Data assimilation of state-indirect observations for constraining detonation wave dynamics

This study investigates the integration of sparse experimental observations into numerical simulations of detonation waves through data assimilation (DA). We extend a two-step local ensemble transform Kalman filter (LETKF) framework to assimilate numerically generated Schlieren and chemiluminescence images into simulations of a methane–oxygen detonation wave with detailed chemistry. Using an ensemble of 30 simulations, we demonstrate that the method can effectively constrain detonation wave dynamics despite the chaotic and highly nonlinear nature of the complex shock system.
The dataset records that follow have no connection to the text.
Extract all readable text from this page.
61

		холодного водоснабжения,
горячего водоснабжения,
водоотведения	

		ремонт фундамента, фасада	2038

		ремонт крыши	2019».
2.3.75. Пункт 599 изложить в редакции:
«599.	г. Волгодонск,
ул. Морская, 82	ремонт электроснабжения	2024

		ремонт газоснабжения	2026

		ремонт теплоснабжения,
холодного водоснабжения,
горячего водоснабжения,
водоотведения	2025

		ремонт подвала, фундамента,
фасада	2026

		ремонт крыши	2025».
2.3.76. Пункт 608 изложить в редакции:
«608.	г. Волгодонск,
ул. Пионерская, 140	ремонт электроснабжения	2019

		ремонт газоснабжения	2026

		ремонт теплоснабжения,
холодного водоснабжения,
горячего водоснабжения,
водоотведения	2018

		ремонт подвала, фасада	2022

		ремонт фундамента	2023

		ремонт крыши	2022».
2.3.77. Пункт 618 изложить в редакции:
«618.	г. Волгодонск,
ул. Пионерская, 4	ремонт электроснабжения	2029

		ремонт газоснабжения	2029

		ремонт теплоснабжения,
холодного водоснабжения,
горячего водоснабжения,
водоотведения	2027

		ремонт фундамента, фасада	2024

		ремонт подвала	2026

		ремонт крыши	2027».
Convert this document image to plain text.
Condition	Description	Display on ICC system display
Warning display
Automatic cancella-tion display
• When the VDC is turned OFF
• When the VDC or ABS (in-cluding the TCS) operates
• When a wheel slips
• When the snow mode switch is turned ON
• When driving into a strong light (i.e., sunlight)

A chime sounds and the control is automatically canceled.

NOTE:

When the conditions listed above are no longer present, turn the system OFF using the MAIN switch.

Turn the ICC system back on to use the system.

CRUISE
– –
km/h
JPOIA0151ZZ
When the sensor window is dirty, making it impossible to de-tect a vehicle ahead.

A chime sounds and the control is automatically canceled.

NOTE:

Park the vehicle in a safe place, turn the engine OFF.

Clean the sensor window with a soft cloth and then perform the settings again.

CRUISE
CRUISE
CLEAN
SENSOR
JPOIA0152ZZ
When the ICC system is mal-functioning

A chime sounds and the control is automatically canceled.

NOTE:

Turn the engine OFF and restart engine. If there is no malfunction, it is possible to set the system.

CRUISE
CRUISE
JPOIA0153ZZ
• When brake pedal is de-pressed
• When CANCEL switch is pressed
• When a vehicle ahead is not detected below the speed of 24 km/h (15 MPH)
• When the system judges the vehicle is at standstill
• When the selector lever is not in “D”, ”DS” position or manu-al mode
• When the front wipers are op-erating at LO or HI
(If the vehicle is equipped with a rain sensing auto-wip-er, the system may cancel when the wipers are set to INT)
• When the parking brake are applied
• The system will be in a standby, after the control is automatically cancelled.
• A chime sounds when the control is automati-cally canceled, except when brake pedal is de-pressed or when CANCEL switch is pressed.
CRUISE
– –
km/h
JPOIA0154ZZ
Results show that the LETKF reduces errors in unobserved state variables by up to 70%, successfully reconstructing key detonation structures including triple points, Mach stems, and transverse waves. The framework exhibits robustness across multiple assimilation cycles with a 50 kHz observational cadence, maintaining consistent state estimation even as ensemble members naturally diverge. While the method excels at constraining structural features like density and temperature fields, we observe that intermediate species distributions require more frequent observation due to their localized spatial distribution. This work demonstrates the potential of DA techniques for advancing pressure-gain combustion research by enabling the fusion of limited experimental diagnostics with high-fidelity numerical simulations, providing a framework for enhanced understanding of detonation dynamics in practical systems.